Network Documentation Done Right
Good network documentation is five artefacts kept current: topology diagrams (L1/L2/L3), an IP address plan (IPAM), naming standards, config backups, and a change log. It is the difference between a 10-minute outage and a 4-hour one.
The five artefacts
| Artefact | Contains |
|---|---|
| Diagrams | L1 (physical cabling/ports), L2 (VLANs, trunks, STP roles), L3 (subnets, routing) — three views, not one mega-diagram |
| IPAM | Every subnet, its purpose, gateway, DHCP scope and static assignments — even a disciplined spreadsheet beats memory |
| Naming standard | Predictable device names (site-role-number, e.g. AHM-DSW-01) and interface descriptions on every link |
| Config backups | Versioned copies of every device config — ideally in Git so diffs and rollback are instant |
| Change log | What changed, when, by whom, why, and how to roll back |
Why it pays for itself
Most incidents follow a change, and the first troubleshooting question is "what changed?" — a change log answers in seconds. Diagrams turn a mystery topology into a map; show cdp neighbors (CDP/LLDP) helps you rebuild one, but shouldn't be how you discover your own network during an outage. Interface descriptions are documentation that lives where you troubleshoot.

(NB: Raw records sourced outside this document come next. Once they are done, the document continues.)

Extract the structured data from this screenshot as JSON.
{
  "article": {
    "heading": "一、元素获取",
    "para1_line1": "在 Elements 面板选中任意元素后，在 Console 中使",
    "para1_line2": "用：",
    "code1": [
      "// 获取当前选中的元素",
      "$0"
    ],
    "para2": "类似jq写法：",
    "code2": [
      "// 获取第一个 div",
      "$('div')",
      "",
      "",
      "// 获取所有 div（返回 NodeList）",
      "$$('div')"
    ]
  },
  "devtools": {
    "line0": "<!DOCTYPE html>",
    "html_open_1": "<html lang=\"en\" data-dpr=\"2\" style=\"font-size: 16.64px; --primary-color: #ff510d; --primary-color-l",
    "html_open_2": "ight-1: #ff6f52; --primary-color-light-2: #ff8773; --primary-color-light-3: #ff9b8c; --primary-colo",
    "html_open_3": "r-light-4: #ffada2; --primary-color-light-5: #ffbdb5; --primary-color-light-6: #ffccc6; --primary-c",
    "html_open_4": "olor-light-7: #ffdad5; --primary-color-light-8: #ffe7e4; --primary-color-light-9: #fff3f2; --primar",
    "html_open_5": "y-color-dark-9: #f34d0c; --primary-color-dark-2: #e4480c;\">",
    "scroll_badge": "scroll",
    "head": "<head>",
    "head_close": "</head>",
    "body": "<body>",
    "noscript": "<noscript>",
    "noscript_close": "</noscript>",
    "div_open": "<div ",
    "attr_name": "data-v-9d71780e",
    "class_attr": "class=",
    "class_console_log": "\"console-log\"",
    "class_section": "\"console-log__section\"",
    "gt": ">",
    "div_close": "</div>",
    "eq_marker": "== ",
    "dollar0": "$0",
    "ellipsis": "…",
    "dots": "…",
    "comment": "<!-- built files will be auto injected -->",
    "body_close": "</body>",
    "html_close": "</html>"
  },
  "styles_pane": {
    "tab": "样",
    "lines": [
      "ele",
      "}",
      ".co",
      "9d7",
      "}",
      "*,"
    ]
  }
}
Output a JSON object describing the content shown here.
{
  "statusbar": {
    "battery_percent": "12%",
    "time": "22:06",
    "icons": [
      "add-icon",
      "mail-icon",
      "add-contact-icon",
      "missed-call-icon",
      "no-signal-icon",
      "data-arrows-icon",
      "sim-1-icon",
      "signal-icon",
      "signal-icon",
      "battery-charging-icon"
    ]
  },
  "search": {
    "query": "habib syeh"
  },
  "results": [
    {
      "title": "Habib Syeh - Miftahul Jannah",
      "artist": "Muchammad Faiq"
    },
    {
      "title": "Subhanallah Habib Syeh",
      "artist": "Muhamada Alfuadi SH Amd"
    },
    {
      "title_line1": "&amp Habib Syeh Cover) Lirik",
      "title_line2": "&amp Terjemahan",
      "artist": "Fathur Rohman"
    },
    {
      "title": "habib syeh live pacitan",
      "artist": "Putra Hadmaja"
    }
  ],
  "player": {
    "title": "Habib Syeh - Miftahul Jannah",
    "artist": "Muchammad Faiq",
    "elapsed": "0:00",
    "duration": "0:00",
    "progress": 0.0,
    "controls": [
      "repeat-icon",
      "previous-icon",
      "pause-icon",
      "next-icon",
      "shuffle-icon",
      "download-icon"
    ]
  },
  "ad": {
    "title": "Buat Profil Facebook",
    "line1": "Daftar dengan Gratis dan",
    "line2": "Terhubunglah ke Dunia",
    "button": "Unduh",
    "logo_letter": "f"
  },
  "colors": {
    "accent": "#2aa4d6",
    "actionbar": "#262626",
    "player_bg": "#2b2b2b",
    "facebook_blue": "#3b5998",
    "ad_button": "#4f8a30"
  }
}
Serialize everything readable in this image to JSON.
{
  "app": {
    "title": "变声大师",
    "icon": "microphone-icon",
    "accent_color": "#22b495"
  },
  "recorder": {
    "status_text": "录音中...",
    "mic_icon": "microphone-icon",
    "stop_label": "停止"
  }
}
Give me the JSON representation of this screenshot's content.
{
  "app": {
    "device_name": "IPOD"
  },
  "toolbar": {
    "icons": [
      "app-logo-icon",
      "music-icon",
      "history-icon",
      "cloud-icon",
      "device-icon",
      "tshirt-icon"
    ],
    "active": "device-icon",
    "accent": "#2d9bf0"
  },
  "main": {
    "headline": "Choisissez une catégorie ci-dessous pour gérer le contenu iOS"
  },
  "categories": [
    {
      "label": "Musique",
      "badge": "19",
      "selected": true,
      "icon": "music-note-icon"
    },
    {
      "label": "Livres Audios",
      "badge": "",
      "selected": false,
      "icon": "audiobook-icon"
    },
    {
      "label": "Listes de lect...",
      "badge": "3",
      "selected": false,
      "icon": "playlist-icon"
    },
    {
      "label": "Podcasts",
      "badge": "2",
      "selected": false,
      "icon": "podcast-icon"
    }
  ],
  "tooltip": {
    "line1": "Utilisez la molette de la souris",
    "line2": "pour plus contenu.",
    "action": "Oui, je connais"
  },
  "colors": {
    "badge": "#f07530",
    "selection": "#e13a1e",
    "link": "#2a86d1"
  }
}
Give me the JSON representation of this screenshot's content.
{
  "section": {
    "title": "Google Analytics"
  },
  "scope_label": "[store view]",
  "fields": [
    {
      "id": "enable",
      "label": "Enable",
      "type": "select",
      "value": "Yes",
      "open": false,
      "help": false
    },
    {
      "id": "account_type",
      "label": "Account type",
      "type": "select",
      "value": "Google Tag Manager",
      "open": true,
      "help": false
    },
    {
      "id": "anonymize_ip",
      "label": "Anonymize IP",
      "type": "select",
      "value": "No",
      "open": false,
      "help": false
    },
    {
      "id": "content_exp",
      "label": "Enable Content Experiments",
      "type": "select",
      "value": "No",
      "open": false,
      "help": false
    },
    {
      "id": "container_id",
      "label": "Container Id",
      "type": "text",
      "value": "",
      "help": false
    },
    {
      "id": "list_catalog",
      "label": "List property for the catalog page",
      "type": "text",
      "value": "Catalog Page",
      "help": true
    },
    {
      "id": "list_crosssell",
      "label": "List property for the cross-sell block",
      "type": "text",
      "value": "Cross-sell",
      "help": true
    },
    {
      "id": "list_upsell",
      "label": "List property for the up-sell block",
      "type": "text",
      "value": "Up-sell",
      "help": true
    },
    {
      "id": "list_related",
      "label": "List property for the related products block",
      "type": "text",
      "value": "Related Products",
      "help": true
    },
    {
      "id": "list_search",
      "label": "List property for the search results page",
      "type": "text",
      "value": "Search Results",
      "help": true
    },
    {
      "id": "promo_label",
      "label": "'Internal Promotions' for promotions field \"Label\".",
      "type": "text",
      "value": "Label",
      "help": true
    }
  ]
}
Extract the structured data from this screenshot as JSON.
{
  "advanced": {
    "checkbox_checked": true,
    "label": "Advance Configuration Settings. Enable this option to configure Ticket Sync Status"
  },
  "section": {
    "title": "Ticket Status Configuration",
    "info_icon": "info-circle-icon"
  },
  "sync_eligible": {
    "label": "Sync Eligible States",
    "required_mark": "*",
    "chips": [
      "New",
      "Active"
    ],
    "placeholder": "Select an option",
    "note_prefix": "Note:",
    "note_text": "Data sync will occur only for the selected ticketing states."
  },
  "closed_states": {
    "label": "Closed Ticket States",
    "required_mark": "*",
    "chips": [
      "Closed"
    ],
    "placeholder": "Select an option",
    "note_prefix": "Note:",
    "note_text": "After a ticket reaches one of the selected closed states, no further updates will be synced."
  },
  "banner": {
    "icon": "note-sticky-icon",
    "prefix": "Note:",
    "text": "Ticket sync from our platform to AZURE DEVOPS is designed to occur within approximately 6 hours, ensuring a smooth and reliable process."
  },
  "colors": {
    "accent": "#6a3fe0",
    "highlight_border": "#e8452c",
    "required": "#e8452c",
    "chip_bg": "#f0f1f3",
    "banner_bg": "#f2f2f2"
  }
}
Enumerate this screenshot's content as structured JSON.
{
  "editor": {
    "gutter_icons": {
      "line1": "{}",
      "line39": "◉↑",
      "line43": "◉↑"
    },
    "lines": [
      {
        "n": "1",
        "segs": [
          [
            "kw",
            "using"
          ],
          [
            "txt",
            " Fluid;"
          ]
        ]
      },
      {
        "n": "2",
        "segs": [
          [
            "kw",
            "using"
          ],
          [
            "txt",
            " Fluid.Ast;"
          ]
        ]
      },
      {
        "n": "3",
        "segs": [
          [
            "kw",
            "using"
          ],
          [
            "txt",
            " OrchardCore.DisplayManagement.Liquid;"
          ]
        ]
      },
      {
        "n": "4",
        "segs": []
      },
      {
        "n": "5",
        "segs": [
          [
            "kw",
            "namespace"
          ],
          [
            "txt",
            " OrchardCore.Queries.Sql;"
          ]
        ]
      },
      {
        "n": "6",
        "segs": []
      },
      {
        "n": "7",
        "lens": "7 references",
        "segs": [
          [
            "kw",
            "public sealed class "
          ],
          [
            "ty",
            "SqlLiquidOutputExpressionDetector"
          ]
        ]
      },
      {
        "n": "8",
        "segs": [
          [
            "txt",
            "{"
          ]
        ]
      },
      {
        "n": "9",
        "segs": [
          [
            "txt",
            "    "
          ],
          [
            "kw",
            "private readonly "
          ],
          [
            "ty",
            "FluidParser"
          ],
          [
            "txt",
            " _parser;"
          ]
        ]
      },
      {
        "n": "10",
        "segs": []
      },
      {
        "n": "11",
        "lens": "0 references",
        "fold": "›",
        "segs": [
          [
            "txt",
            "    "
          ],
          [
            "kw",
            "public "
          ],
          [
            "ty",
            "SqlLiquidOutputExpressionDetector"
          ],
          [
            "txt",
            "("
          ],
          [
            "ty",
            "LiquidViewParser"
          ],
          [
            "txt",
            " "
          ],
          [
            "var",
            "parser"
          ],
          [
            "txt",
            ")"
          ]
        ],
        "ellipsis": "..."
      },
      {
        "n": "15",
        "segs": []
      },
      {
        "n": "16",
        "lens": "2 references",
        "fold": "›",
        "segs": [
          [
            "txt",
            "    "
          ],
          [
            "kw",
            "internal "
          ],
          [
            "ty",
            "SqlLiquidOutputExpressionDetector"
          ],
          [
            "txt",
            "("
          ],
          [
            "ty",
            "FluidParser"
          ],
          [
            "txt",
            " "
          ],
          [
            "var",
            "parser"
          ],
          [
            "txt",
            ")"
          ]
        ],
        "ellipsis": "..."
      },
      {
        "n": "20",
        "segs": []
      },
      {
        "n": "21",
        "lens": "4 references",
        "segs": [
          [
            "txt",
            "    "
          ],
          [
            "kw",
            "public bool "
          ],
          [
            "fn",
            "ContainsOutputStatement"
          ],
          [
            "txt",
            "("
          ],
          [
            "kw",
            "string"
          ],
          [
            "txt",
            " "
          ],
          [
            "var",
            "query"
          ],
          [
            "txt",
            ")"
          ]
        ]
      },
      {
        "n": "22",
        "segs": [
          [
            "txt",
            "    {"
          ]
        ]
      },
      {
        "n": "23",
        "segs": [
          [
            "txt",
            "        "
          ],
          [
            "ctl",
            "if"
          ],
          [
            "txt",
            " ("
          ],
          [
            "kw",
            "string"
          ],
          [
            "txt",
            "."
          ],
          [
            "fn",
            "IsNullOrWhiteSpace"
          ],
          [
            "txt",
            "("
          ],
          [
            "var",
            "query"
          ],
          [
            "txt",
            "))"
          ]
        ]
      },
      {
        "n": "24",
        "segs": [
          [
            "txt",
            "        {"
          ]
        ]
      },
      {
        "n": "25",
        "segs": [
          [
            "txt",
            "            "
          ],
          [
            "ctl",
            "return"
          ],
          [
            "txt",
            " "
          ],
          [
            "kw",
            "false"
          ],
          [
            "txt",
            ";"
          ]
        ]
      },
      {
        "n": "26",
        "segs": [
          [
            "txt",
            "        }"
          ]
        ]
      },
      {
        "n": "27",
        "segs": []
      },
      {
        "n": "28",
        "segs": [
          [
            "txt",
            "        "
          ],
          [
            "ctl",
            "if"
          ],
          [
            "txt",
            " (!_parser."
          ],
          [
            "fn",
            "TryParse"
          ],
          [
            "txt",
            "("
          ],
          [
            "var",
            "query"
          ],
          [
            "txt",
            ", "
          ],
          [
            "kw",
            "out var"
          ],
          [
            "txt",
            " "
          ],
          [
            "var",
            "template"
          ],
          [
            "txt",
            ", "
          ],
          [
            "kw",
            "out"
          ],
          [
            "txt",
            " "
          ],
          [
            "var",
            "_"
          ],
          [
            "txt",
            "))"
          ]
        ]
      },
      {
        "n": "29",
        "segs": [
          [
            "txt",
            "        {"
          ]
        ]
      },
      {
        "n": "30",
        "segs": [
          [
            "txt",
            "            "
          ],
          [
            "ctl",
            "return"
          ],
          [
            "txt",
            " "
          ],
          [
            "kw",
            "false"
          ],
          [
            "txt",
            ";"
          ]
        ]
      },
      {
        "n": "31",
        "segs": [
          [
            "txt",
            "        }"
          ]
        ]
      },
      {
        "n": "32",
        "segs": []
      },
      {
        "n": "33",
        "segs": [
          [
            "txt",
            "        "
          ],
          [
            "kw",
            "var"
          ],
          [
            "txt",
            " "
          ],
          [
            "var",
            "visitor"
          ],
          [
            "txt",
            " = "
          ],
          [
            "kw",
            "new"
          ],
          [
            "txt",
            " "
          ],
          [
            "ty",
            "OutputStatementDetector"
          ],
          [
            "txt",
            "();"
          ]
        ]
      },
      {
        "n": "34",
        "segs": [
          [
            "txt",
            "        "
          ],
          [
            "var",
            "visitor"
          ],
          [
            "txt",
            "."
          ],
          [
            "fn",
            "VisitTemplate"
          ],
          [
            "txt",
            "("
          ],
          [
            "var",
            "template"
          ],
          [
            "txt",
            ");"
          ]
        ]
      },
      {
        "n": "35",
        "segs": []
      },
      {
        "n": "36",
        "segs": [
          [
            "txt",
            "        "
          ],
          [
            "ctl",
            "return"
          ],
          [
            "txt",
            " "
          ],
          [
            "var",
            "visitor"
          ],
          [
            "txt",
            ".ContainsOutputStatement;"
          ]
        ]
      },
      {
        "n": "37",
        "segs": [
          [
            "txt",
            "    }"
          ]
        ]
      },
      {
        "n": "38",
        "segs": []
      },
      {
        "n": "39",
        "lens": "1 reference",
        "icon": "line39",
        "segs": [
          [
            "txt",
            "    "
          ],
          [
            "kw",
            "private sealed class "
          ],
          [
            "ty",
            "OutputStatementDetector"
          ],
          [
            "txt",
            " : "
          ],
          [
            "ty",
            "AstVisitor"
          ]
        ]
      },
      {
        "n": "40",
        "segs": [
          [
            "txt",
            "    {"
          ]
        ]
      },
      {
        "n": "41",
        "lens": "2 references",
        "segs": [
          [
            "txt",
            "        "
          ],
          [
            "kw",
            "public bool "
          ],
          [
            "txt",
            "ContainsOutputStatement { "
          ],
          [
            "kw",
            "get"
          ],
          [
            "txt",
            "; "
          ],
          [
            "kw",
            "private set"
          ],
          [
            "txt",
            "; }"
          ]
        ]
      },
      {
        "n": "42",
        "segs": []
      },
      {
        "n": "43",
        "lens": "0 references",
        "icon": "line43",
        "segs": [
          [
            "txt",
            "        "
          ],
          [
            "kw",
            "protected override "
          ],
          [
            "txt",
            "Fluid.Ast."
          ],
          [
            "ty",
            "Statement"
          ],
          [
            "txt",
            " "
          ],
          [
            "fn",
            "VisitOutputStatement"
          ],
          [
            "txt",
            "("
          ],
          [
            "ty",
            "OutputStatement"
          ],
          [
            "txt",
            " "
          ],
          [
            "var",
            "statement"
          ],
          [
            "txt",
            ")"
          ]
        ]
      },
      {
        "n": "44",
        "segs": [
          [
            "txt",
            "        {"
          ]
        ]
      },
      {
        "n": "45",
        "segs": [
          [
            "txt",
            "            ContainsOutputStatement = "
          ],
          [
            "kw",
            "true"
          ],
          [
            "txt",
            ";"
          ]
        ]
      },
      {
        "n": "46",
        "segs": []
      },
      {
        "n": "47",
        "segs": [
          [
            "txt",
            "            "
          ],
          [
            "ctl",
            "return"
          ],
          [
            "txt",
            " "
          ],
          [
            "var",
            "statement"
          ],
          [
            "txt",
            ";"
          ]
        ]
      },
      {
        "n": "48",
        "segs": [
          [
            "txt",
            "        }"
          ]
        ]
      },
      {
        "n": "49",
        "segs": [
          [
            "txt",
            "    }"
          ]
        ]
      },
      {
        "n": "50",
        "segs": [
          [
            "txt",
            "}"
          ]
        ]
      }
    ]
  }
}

Keeping it alive — the real challenge
Documentation dies when updating it is separate from doing the work. Fixes: make the change log part of the change itself (no ticket closed without it), store configs in Git with automated nightly pulls, and put interface descriptions in the config standard. Imperfect-but-current beats beautiful-but-stale every time.
Frequently asked questions
What should network documentation include?
Topology diagrams at L1/L2/L3, an IP address plan (IPAM), device and interface naming standards, versioned configuration backups, and a change log.
Why are three diagram layers better than one?
Physical cabling, VLAN/switching and routing answer different questions. One diagram carrying all three becomes unreadable; separate L1/L2/L3 views each stay useful.
How should I back up device configs?
Automatically and versioned — pull configs nightly into a Git repository so every change is diffable and any previous version is instantly restorable.
How do you keep documentation up to date?
Make updating part of the change process itself: no change is complete until the log and affected diagrams are updated, and automate what you can (config pulls, interface descriptions).